# Gas Sediment Traps



## Mule (Oct 27, 2009)

How many of you require sediment traps on gas lines?

How many knew it was in the code? This was one of my "new" finds about two years ago!

One of those things you go.....Huh! I didn't know that!

Another one of those recent finds, about six months ago, was requiring nail plates to go below the bottom of the top plate by two inches and above the sole plate by two inches.

It's amazing how many things that come up out of nowhere!


----------



## Daddy-0- (Oct 27, 2009)

Re: Gas Sediment Traps

We require sediment traps for most installations but there are a few cases where the manufacturers installation instructions don't call for it so it can be tricky. For instance, some whole house backup generators ask for it and a few do not. Same with furnaces, but most tankless water heaters want it there. It is as clear as mud which is why we read the specs and enforce accordingly. Also, remember that you need a separate shut off and sed. trap for each appliance. We are starting to see people use the trap as a convenient "T" to connect a line for another appliance. This too is a violation.


----------



## mtlogcabin (Oct 28, 2009)

Re: Gas Sediment Traps

We require them the confusion with out of town contractors is not knowing the differance between  a drip and a sediment trap. The gas copmany states their gas is dry therefore a dripis not required.

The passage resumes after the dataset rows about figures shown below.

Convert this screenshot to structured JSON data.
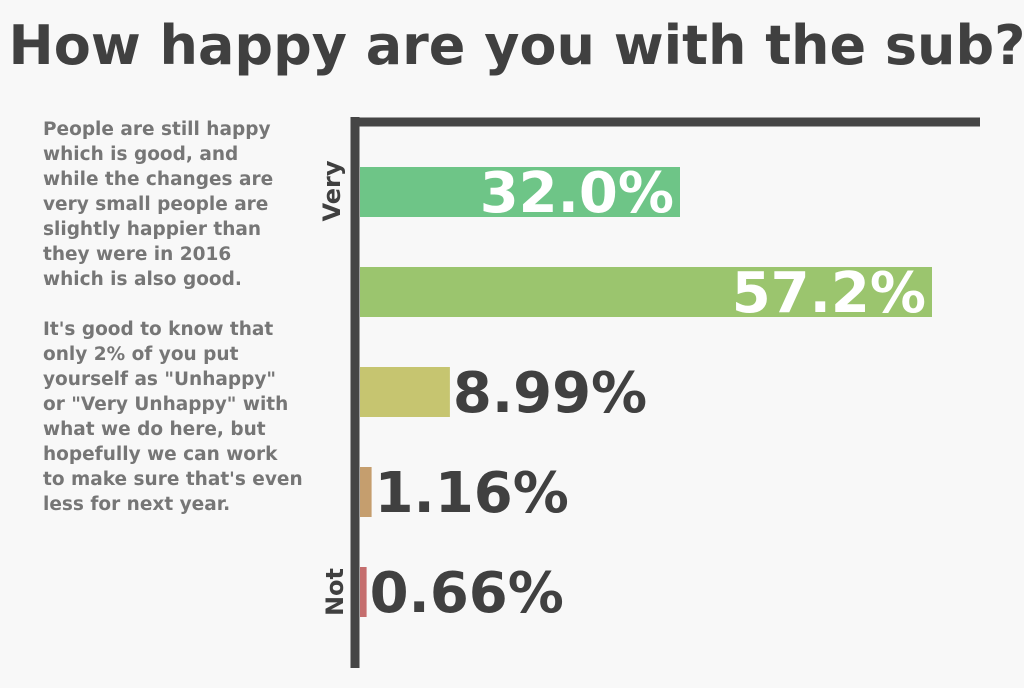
{
  "chart_data": {
    "type": "bar",
    "orientation": "horizontal",
    "title": "How happy are you with the sub?",
    "categories": [
      "",
      "",
      "",
      "",
      ""
    ],
    "values": [
      32.0,
      57.2,
      8.99,
      1.16,
      0.66
    ],
    "value_labels": [
      "32.0%",
      "57.2%",
      "8.99%",
      "1.16%",
      "0.66%"
    ],
    "colors": [
      "#6ec587",
      "#9bc56e",
      "#c6c570",
      "#c59e6e",
      "#c56e6e"
    ],
    "axis_end_labels": {
      "top": "Very",
      "bottom": "Not"
    },
    "xlim": [
      0,
      66
    ],
    "grid": false,
    "legend": "none"
  },
  "annotation": {
    "paragraph1": [
      "People are still happy",
      "which is good, and",
      "while the changes are",
      "very small people are",
      "slightly happier than",
      "they were in 2016",
      "which is also good."
    ],
    "paragraph2": [
      "It's good to know that",
      "only 2% of you put",
      "yourself as \"Unhappy\"",
      "or \"Very Unhappy\" with",
      "what we do here, but",
      "hopefully we can work",
      "to make sure that's even",
      "less for next year."
    ]
  },
  "colors": {
    "background": "#f8f8f8",
    "axis": "#454545",
    "text_dark": "#404040",
    "text_muted": "#767676",
    "label_inside": "#ffffff"
  }
}
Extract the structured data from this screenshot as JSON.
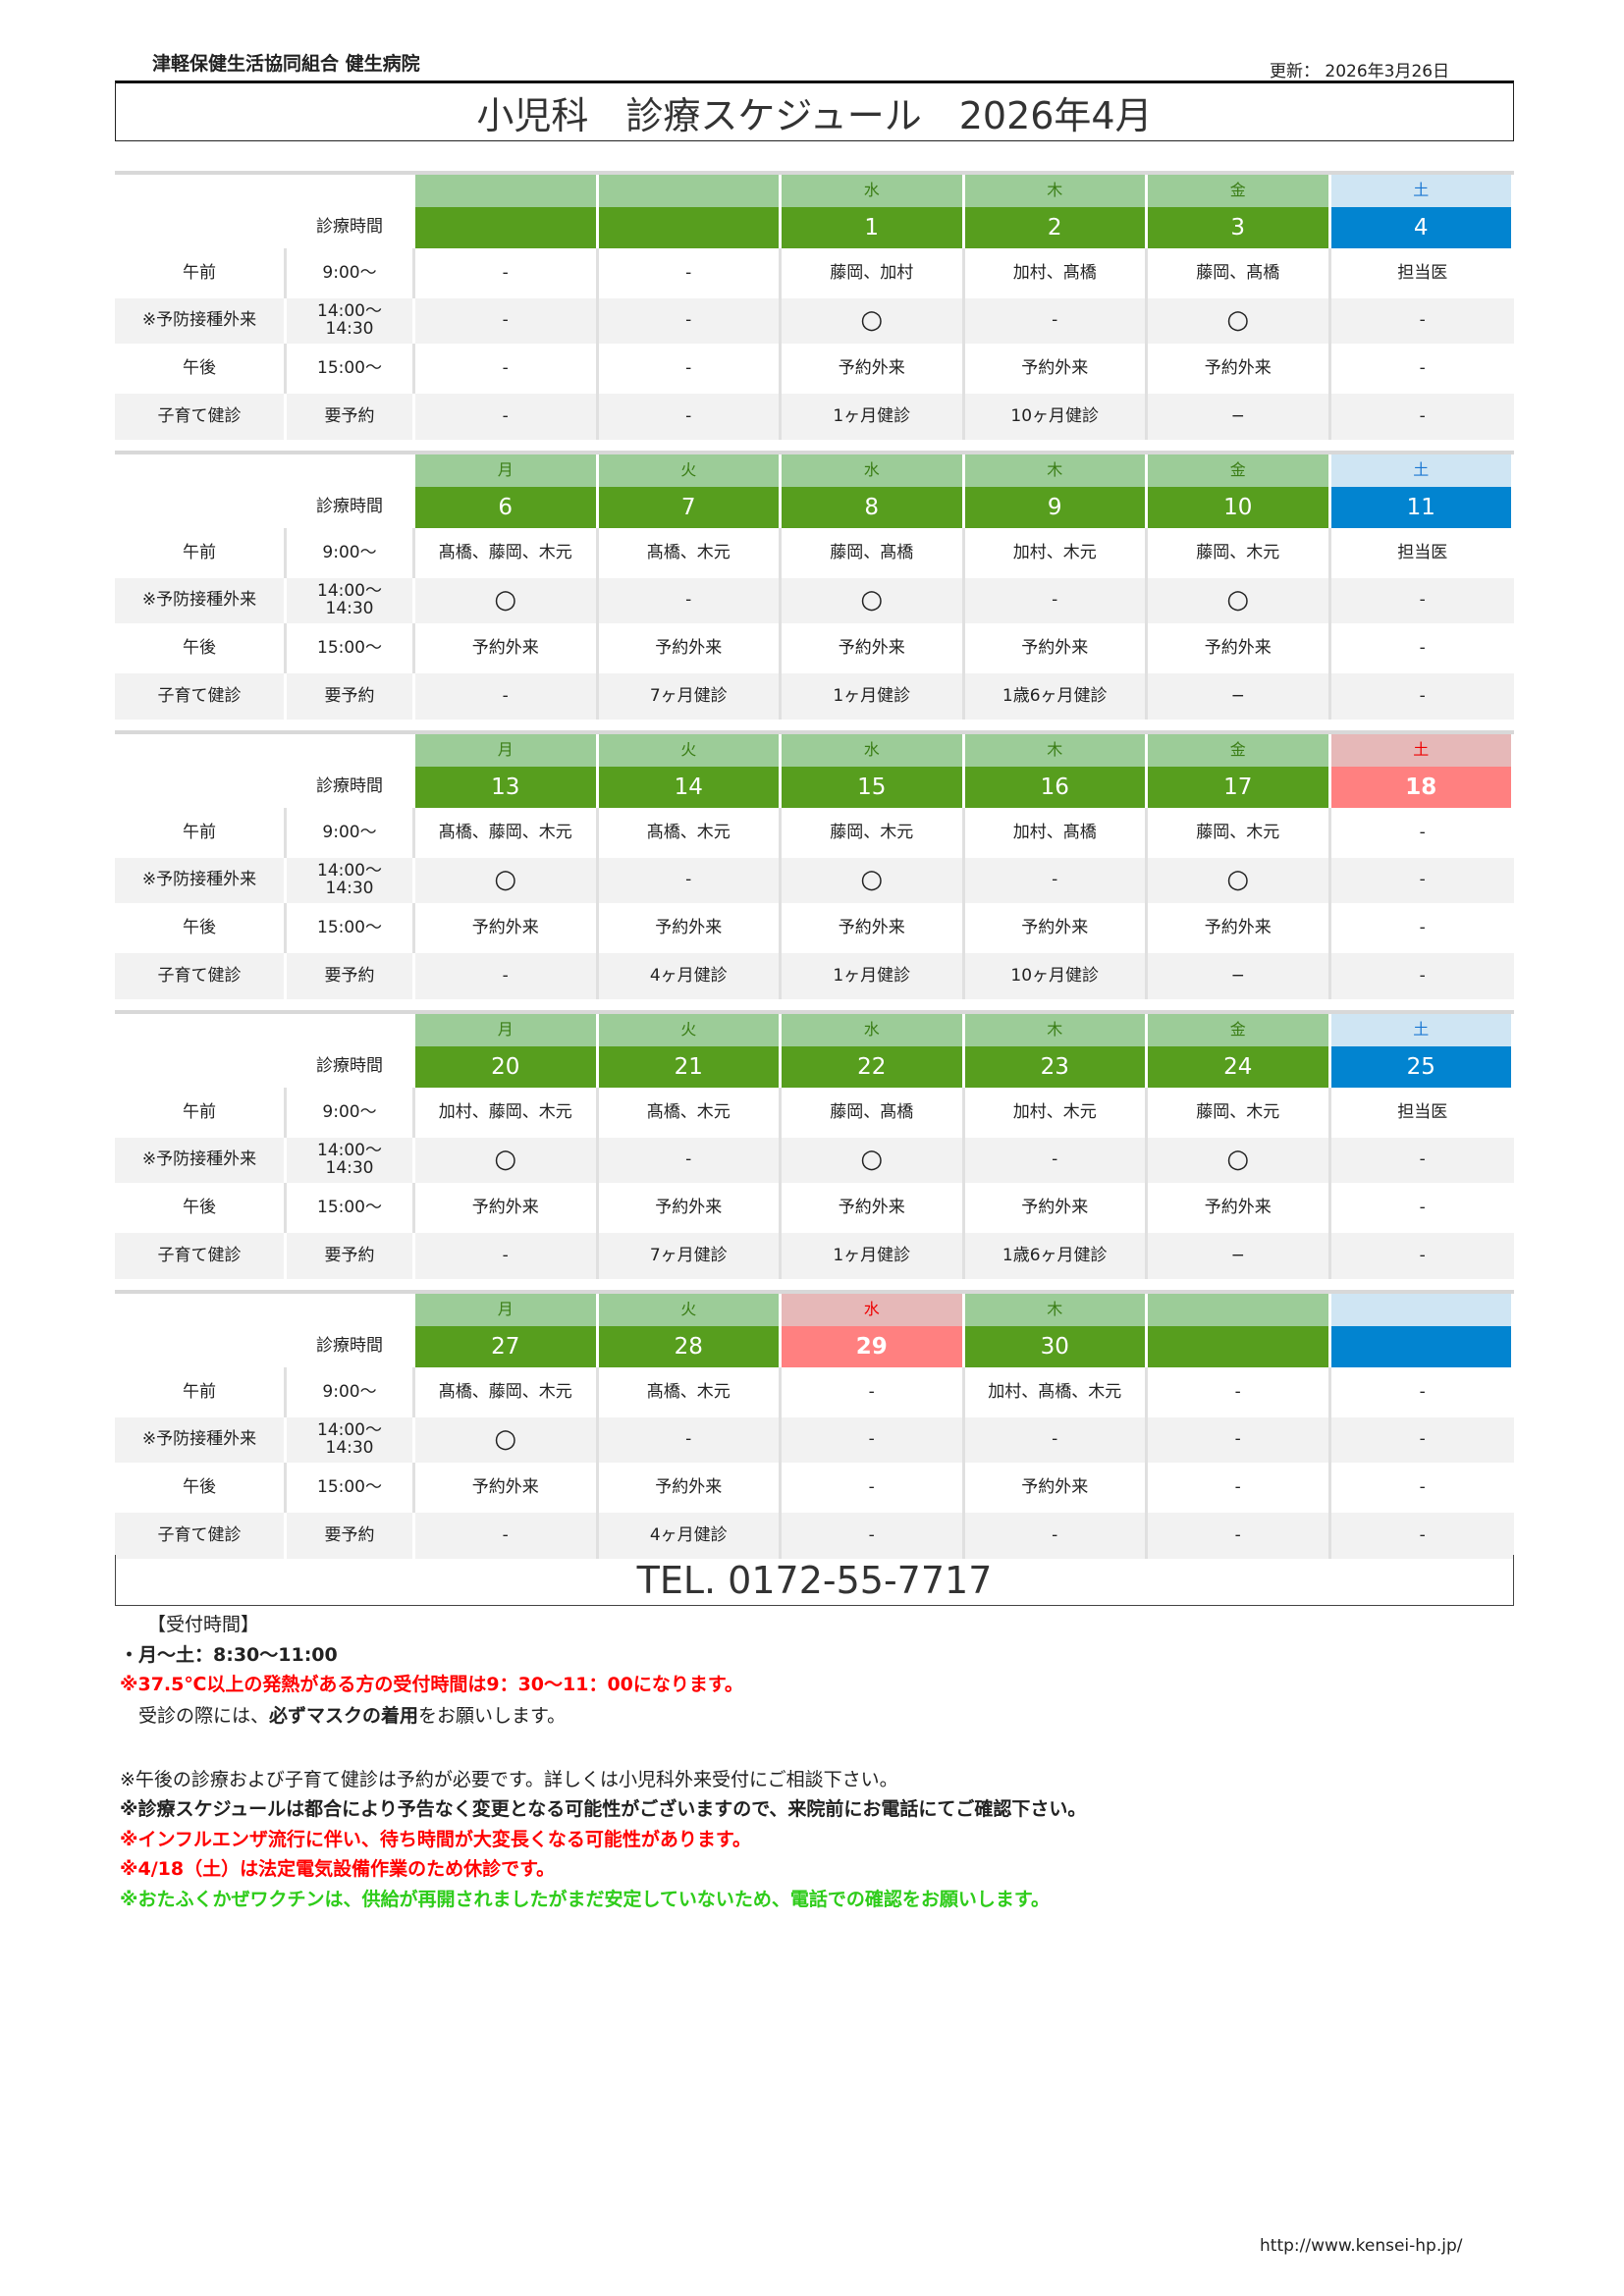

I don't see where the code allows you to delete the sediment trap just because the manufactuter does not require it in their installation instructions.


----------



## Pcinspector1 (Oct 28, 2009)

Re: Gas Sediment Traps

Mule,

These parts the nail plate is called an FHA plate, not sure that's the universal term used through out. Some Cities require it and some don't in this area.


----------



## beach (Oct 28, 2009)

Re: Gas Sediment Traps



> I don't see where the code allows you to delete the sediment trap just because the manufactuter does not require it in their installation instructions.


In the Calif. plumbing code, section 1212.7 states: "Where a sediment trap is not incorporated as part of the gas utilization equipment, a sediment trap shall be installed...."

Would we assume that the manufacturer does not require one because a sediment trap is already incorporated as part of their equipment or should we check the equipment ourselves to see if they have one?


----------



## Daddy-0- (Oct 28, 2009)

Re: Gas Sediment Traps

beach is hitting on what I was trying to say. Some gas units have an integrated trap somewhere inside and thus the instructions or specs allow the installer to skip it because it would be redundant.


----------



## raider1 (Nov 4, 2009)

Re: Gas Sediment Traps



> We require them the confusion with out of town contractors is not knowing the differance between a drip and a sediment trap.


I agree, I have had to argue the same thing with contractors.

Chris


----------



## Pcinspector1 (Nov 6, 2009)

Re: Gas Sediment Traps

Could someone post a picture of an integrated trap, I would like to see this "rascal". I would agree with mtlogcabin that the code does not allow you to delete the sediment trap. I haven't heard of dry gas either, what area of the country has dry natural gas?


----------



## Mule (Nov 6, 2009)

Re: Gas Sediment Traps

Our area, Fort Worth area, says that their gas (Atmos) is under the moisture amount to require "drip legs".


----------